“A lot of people were surprised when I began building my company, and my children thought I’d gone off my rocker.” |
Drucker says the idea for her manufacturing company emerged spontaneously more than a decade ago as she stood in the back of a crowded auditorium and monitored one of her husband’s lectures. “For many years,” she noted in a later article, “my role as the wife of a professional speaker was to sit in the last row and shout ‘Louder!’ whenever my husband’s voice dropped.
“I decided there had to be a better ‘feedback’ device — and if there wasn’t, I’d go ahead and invent one!”
The result was an electronic instrument that translates voice volume to warning lights on a console. Assembled with the help of a retired engineer, Drucker’s patented Visivox® system today occupies a unique marketing niche and is used in college lecture halls, in auditoriums and even in churches where the preacher wants to be certain the faithful hear every word.
Interestingly enough, Drucker also notes that her famous husband — an immensely popular business writer who “all but created management science” — provided little help in the enterprise. Although Peter Drucker had sold millions of books on business management, he quickly admitted to his entrepreneurial spouse that he could not assist her with Visivox: “Sorry, but I wouldn’t know the first thing about a small enterprise like yours,” he reportedly said.
But the determined Drucker, who had earned both a law degree and a PhD in economics at European universities before moving to the United States just prior to the outbreak of World War II, was hardly discouraged by her husband’s inability to help.
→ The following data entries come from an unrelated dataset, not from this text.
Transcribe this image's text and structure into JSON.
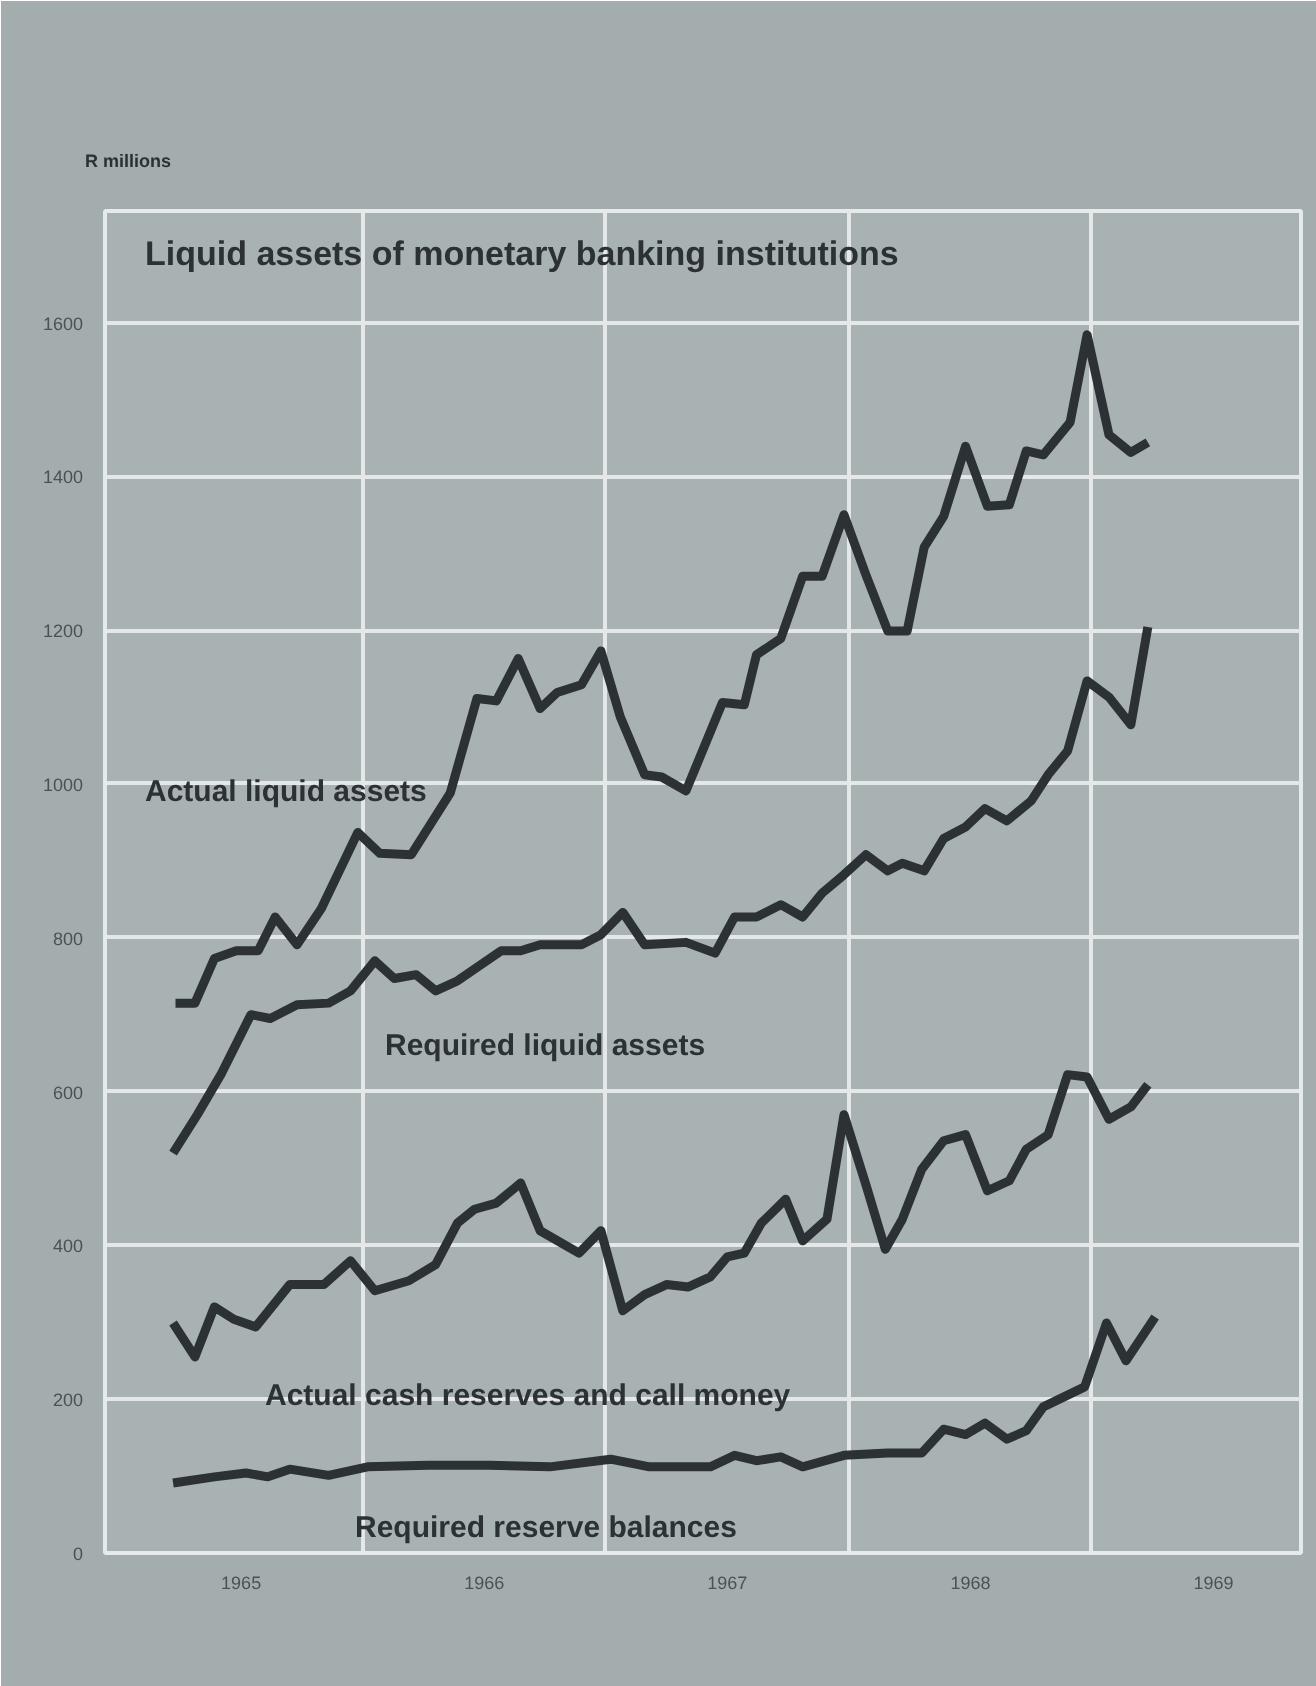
{
  "chart_data": {
    "type": "line",
    "title": "Liquid assets of monetary banking institutions",
    "ylabel": "R millions",
    "xlim": [
      1964.94,
      1969.86
    ],
    "ylim": [
      0,
      1745
    ],
    "xticks": [
      {
        "value": 1965.5,
        "label": "1965"
      },
      {
        "value": 1966.5,
        "label": "1966"
      },
      {
        "value": 1967.5,
        "label": "1967"
      },
      {
        "value": 1968.5,
        "label": "1968"
      },
      {
        "value": 1969.5,
        "label": "1969"
      },
      {
        "value": 1966,
        "label": null
      },
      {
        "value": 1967,
        "label": null
      },
      {
        "value": 1968,
        "label": null
      },
      {
        "value": 1969,
        "label": null
      }
    ],
    "yticks": [
      0,
      200,
      400,
      600,
      800,
      1000,
      1200,
      1400,
      1600
    ],
    "grid": true,
    "marker": "none",
    "line_style": "solid",
    "series": [
      {
        "name": "Actual liquid assets",
        "color": "#2b3134",
        "x": [
          1965.23,
          1965.31,
          1965.39,
          1965.48,
          1965.57,
          1965.64,
          1965.73,
          1965.83,
          1965.98,
          1966.07,
          1966.2,
          1966.36,
          1966.47,
          1966.55,
          1966.64,
          1966.73,
          1966.8,
          1966.9,
          1966.98,
          1967.06,
          1967.16,
          1967.23,
          1967.33,
          1967.48,
          1967.57,
          1967.62,
          1967.72,
          1967.81,
          1967.89,
          1967.98,
          1968.07,
          1968.16,
          1968.24,
          1968.31,
          1968.39,
          1968.48,
          1968.57,
          1968.66,
          1968.73,
          1968.8,
          1968.91,
          1968.98,
          1969.07,
          1969.16,
          1969.23
        ],
        "values": [
          715,
          715,
          773,
          783,
          783,
          827,
          791,
          838,
          937,
          910,
          908,
          988,
          1111,
          1108,
          1163,
          1098,
          1119,
          1129,
          1173,
          1087,
          1012,
          1009,
          991,
          1106,
          1103,
          1168,
          1189,
          1270,
          1270,
          1350,
          1272,
          1199,
          1199,
          1308,
          1348,
          1439,
          1361,
          1363,
          1433,
          1428,
          1470,
          1584,
          1454,
          1431,
          1444
        ]
      },
      {
        "name": "Required liquid assets",
        "color": "#2b3134",
        "x": [
          1965.22,
          1965.32,
          1965.42,
          1965.54,
          1965.62,
          1965.73,
          1965.86,
          1965.95,
          1966.05,
          1966.13,
          1966.22,
          1966.3,
          1966.39,
          1966.57,
          1966.65,
          1966.73,
          1966.9,
          1966.98,
          1967.07,
          1967.16,
          1967.33,
          1967.45,
          1967.53,
          1967.62,
          1967.72,
          1967.81,
          1967.89,
          1967.98,
          1968.07,
          1968.16,
          1968.22,
          1968.31,
          1968.39,
          1968.48,
          1968.56,
          1968.65,
          1968.75,
          1968.82,
          1968.9,
          1968.98,
          1969.07,
          1969.16,
          1969.23
        ],
        "values": [
          520,
          570,
          624,
          700,
          695,
          713,
          715,
          731,
          770,
          747,
          752,
          731,
          744,
          783,
          783,
          791,
          791,
          804,
          833,
          791,
          794,
          780,
          827,
          827,
          843,
          827,
          858,
          882,
          908,
          887,
          897,
          887,
          929,
          944,
          968,
          952,
          978,
          1012,
          1043,
          1134,
          1113,
          1077,
          1204
        ]
      },
      {
        "name": "Actual cash reserves and call money",
        "color": "#2b3134",
        "x": [
          1965.22,
          1965.31,
          1965.39,
          1965.47,
          1965.56,
          1965.7,
          1965.84,
          1965.95,
          1966.05,
          1966.19,
          1966.3,
          1966.39,
          1966.46,
          1966.55,
          1966.65,
          1966.73,
          1966.89,
          1966.98,
          1967.07,
          1967.16,
          1967.25,
          1967.34,
          1967.43,
          1967.5,
          1967.57,
          1967.64,
          1967.74,
          1967.81,
          1967.91,
          1967.98,
          1968.07,
          1968.15,
          1968.22,
          1968.3,
          1968.39,
          1968.48,
          1968.57,
          1968.66,
          1968.73,
          1968.82,
          1968.9,
          1968.98,
          1969.07,
          1969.16,
          1969.23
        ],
        "values": [
          299,
          255,
          320,
          304,
          294,
          349,
          349,
          380,
          341,
          354,
          375,
          429,
          447,
          455,
          481,
          419,
          390,
          419,
          315,
          336,
          349,
          346,
          359,
          385,
          390,
          429,
          460,
          406,
          434,
          570,
          479,
          395,
          434,
          499,
          536,
          544,
          471,
          484,
          525,
          544,
          622,
          619,
          564,
          580,
          609
        ]
      },
      {
        "name": "Required reserve balances",
        "color": "#2b3134",
        "x": [
          1965.22,
          1965.39,
          1965.52,
          1965.61,
          1965.7,
          1965.86,
          1966.02,
          1966.27,
          1966.52,
          1966.77,
          1967.02,
          1967.18,
          1967.43,
          1967.53,
          1967.62,
          1967.72,
          1967.81,
          1967.98,
          1968.16,
          1968.3,
          1968.39,
          1968.48,
          1968.56,
          1968.65,
          1968.73,
          1968.8,
          1968.97,
          1969.06,
          1969.14,
          1969.26
        ],
        "values": [
          91,
          99,
          104,
          99,
          109,
          101,
          112,
          114,
          114,
          112,
          122,
          112,
          112,
          127,
          120,
          125,
          112,
          127,
          130,
          130,
          161,
          154,
          169,
          148,
          159,
          190,
          216,
          299,
          250,
          307
        ]
      }
    ]
  }
}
Armed with engineering diagrams and extensive research data, she spent a couple of years nailing down all of the parts required for the launch of her brand-new RSQ Associates in 1996. As CEO (at 84), she then kicked off a national marketing initiative aimed at putting the product on the shelf everywhere.
Although Drucker’s entrepreneurial gamble took place late in life, her decision to build the start-up actually made good business sense, since she’d already spent several decades working as a freelance scientific researcher for U.S. companies seeking to create new products. For the veteran lawyer-economist-scientist, the struggle to create and sell new technology was actually familiar turf.
Describing the launch, Drucker notes,“I got to work with a lot of people whom I wouldn’t have met otherwise. And when I talk electronics to a supplier — when I talk about the negative tip orientation of a charger cable, let’s say — I’m just another professional customer and not just an old lady in our ‘ageist’ society.”
Drucker also says she was greatly amused by the reaction of her management-savvy husband, as her fledgling company took off: “He watched it happen with great astonishment. Peter does my taxes — and I bless him for that — but he has no idea about building start-ups!”